10 Replies to “Europe stomps on biodiversity source”

  1. Ugh. I had not heard of this. American progressives (self included) like to think that the EU is less in the pocket of the big corporations than the US government, though this is probably a conceit.

    I’d be curious to hear your analysis. Is this just the EU caving to pressure from Big Ag, or is there more to this? If the former, what’s their rationale?

  2. Alas, it isn’t so much the the EU is caving in to pressure from Big Ag as that they seem to think that one size fits all. The US allows enterprise to thrive. If you choose to buy unregistered seeds, that’s your problem. The EU sets out to “protect” growers from the “folly” of wanting to grow unregistered varieties.

    Given the interest, I’m going to dust off some earlier analyses and post them here in a day or two.

    1. Couldn’t resist picking up on Jesse’s comment – I like the “if” but I suspect that is wishful thinking. So Jesse asks ‘Will the UK keep the system themselves?’ Well, shortly I don’t think there will be anyone in DEFRA who understands the system, so could be that ignorance is bliss!

  3. The newest EU rule will be discussed February 2007: a Directive “providing for certain derogations for acceptance of agricultural landraces and varieties which are naturally adapted to the local and regional conditions and threatened by genetic erosion and for marketing of seed and seed potatoes of those landraces and varieties”

    How is this proposed? By applying breeder’s standards, i.e. UPOV DUS criteria of Distinctness, Uniformity and Stability.

    Landraces are going to be 90% uniform in the EU.
    Seed production of these landraces will not exceed 20 hectares.
    Memberstates shall ensure that seed is verified on varietal identity and varietal purity.

  4. Thanks for that. I knew something was in the works, and I’ll keep an eye open for reports of those discussion. This is the meeting on 26-27 february? I don’t think there is a draft that has emerged from the Standing Committee on Seeds yet, is there?

  5. There seems to have been a problem with comment submission. Has anyone else noticed? Anyway, Franz Konig had this to contribute:

    The most recent working document on the EU directive on agricultural conservation varieties and landraces is dated 17/01/2007.

    Some highlights:
    Article 4: Substantive Requirements:

    2. By way of derogation from Article 1(2) of Commission Directive 2003/90/EC, Member States may adopt their own rules as regards distinctiveness, stability and uniformity.

    However, when Member States adopt such rules, they shall ensure that for the assessment of distinctivenss and stability at least the characteristics marked by an asterisk in the UPOV guidelines referred to in that provision are used.

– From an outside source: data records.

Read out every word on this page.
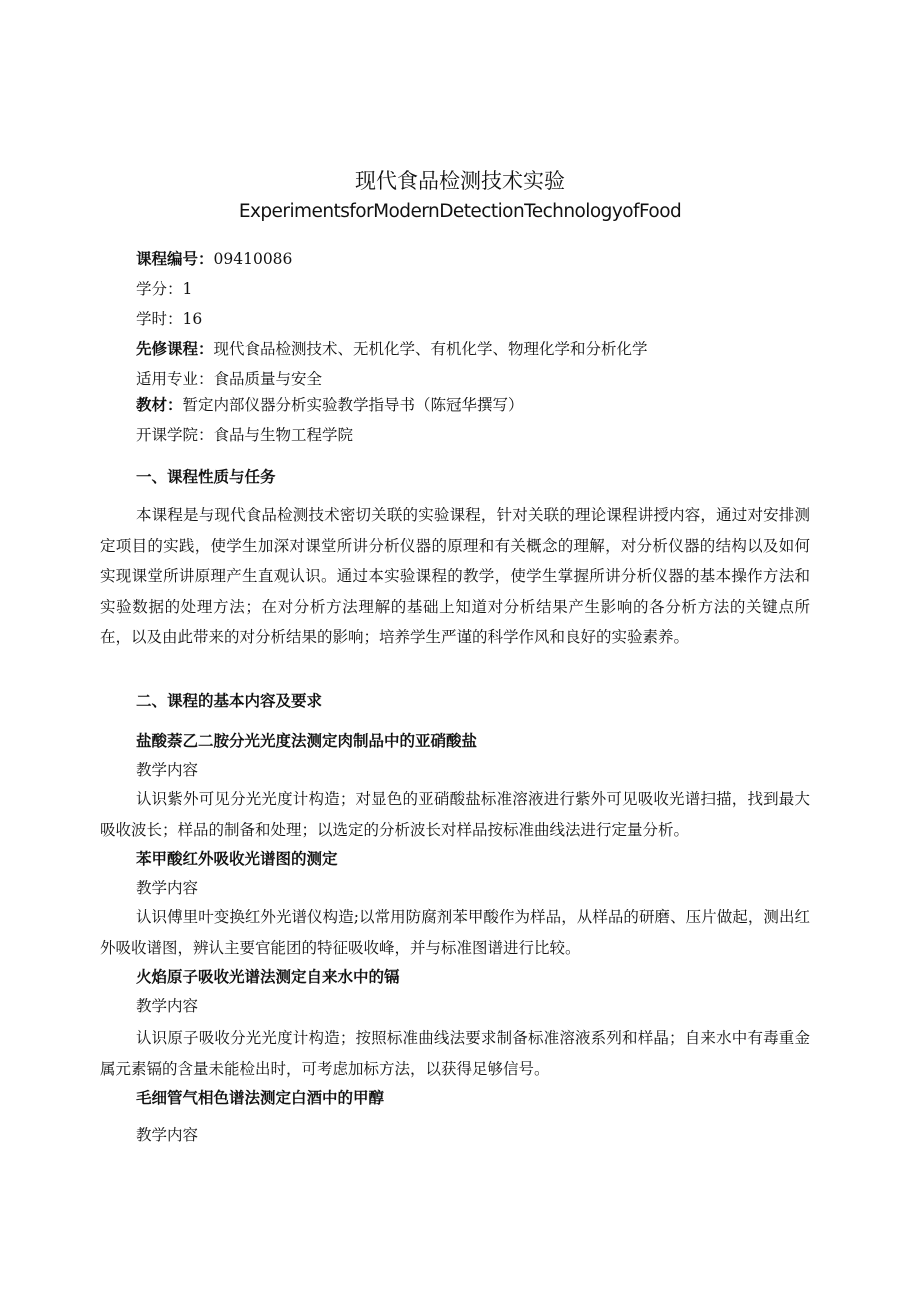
现代食品检测技术实验
ExperimentsforModernDetectionTechnologyofFood
课程编号：09410086
学分：1
学时：16
先修课程：现代食品检测技术、无机化学、有机化学、物理化学和分析化学
适用专业：食品质量与安全
教材：暂定内部仪器分析实验教学指导书（陈冠华撰写）
开课学院：食品与生物工程学院
一、课程性质与任务
本课程是与现代食品检测技术密切关联的实验课程，针对关联的理论课程讲授内容，通过对安排测定项目的实践，使学生加深对课堂所讲分析仪器的原理和有关概念的理解，对分析仪器的结构以及如何实现课堂所讲原理产生直观认识。通过本实验课程的教学，使学生掌握所讲分析仪器的基本操作方法和实验数据的处理方法；在对分析方法理解的基础上知道对分析结果产生影响的各分析方法的关键点所在，以及由此带来的对分析结果的影响；培养学生严谨的科学作风和良好的实验素养。
二、课程的基本内容及要求
盐酸萘乙二胺分光光度法测定肉制品中的亚硝酸盐
教学内容
认识紫外可见分光光度计构造；对显色的亚硝酸盐标准溶液进行紫外可见吸收光谱扫描，找到最大吸收波长；样品的制备和处理；以选定的分析波长对样品按标准曲线法进行定量分析。
苯甲酸红外吸收光谱图的测定
教学内容
认识傅里叶变换红外光谱仪构造;以常用防腐剂苯甲酸作为样品，从样品的研磨、压片做起，测出红外吸收谱图，辨认主要官能团的特征吸收峰，并与标准图谱进行比较。
火焰原子吸收光谱法测定自来水中的镉
教学内容
认识原子吸收分光光度计构造；按照标准曲线法要求制备标准溶液系列和样晶；自来水中有毒重金属元素镉的含量未能检出时，可考虑加标方法，以获得足够信号。
毛细管气相色谱法测定白酒中的甲醇
教学内容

    For the assessment of the uniformity level established on the basis of off-types, a population standard of 10% and an acceptance probability of at least 90% shall be applied.

    Article 10 Derogation from certification

    3. The seed except Oryza sativa shall comply with the requirements for certification of certified seed provided for in Directive 66/401/EEC, 66/402/EEC. 2002/54/EC. 2002/56/EC and 2002/57/EC with the exception of the requirements in respect of minimum varietal purity and the requirements concerning official examination or examination under official supervision.


    The seed shall have sufficient varietal purity.

    Article 13: seed testing

    2. For the (seed) tests …Member States shall ensure that samples are drawn fom homogeneous lots.

    Article 19

    Member States shall ensure that seed is subject to official post control by random inspections to verify its varietal identity and varietal purity.

  6. If/when Brexit is complete, is it likely that the UK will keep this system themselves, or reject it along with EU membership? Whatever happens, it could set some interesting precedent.